The music on the record is lush and accomplished, often evoking, in fact, a distaff version of Nick Cave and the Bad Seeds. But it also feels like a game attempt by her collaborators to live up to a standard that the singer set herself, which can’t be matched by mere chops and professionalism. We want blood, we want tears (as they go by, naturally) and we want the scratched, raw words that can live up to that voice.

And that’s not fair. She’s not our monkey, not our circus animal, not a sleight of hand magician in a traveling sideshow. But after an album of waiting for the knockout punch — one almost thrown by the venom of “Mother Wolf,” which still feels, however, more like an exercise than an exorcism — she lays out her hand on the penultimate song. It’s a cover of Leonard Cohen’s “Going Home,” a somewhat lost song of his, but also one of his best, the leadoff track from 2012’s Old Ideas, an album that got lost amidst the hallelujahs and his own tower of song. It might be the one track on which Faithfull lays herself out nakedly and breaks through the craft and studied execution.

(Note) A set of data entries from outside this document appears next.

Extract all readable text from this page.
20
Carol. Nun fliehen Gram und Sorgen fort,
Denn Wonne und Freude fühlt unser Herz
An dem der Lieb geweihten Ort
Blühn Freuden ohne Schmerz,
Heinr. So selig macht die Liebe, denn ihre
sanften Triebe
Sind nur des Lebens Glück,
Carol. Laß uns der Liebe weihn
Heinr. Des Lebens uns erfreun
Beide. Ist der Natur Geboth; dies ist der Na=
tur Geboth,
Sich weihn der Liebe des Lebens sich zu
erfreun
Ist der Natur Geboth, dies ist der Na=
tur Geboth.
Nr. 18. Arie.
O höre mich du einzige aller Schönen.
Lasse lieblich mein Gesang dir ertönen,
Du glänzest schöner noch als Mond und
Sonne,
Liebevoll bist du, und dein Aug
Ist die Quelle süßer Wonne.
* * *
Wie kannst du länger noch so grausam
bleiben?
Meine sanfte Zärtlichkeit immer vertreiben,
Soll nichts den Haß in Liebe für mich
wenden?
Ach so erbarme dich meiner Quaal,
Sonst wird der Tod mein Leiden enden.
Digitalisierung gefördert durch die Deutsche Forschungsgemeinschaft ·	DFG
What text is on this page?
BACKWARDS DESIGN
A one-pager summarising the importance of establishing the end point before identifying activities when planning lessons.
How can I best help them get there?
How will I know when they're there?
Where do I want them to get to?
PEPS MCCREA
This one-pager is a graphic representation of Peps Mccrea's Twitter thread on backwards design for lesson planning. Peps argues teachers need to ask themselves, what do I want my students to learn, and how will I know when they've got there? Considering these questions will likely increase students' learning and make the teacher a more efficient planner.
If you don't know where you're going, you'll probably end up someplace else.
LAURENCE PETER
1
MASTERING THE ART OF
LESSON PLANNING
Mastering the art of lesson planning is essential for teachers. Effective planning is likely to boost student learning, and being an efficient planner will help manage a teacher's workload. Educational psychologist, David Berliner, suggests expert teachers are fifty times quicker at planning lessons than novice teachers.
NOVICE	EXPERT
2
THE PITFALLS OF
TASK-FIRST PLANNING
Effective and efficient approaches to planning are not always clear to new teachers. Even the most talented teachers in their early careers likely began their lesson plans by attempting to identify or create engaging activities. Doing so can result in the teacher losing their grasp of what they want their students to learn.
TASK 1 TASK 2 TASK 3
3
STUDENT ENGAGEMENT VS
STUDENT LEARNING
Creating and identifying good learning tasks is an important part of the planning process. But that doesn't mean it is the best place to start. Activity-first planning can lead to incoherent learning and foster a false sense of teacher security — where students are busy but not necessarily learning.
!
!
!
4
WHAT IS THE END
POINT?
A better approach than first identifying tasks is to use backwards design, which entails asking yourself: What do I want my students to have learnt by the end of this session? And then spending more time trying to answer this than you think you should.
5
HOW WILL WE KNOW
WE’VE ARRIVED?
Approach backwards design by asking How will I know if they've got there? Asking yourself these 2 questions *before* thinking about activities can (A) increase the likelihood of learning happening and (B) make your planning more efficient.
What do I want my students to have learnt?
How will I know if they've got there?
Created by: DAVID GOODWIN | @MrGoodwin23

In Leonard’s version he takes the voice of God (a character who just doesn’t get enough first-person turns in song) as he admires and worries about Leonard, “a lazy bastard in a suit.” In Marianne’s version, she is herself, showing the same concerns about a peer, a pal, a contemporary and maybe, in a way, herself. But the key ideas of the song, especially in the context of Give My Love to London, come in these lines:

“He wants to write a love song
An anthem of forgiving
A manual for living with defeat
A cry above the suffering
A sacrifice recovering
But that isn’t what I need him

To complete
I want him to be certain
That he doesn’t have a burden
That he doesn’t need a vision
That he only has permission
To do my instant bidding
Which is to say what I have told him
To repeat”

It’s a beautiful moment, and a reminder that an artist who has made a career of plumbing the depths, of being a lyrical whipping post for those who cannot dare to express such things themselves, deserves nothing more in the final act than to release, relax and revel in her own craft, adulation and history, and then let go, a final wisdom of its own and a beauty to behold. It doesn’t always make for the best art — and Give My Love to London is good listening, sometimes exciting, though far from essential — but it does make for a good visit with an old friend.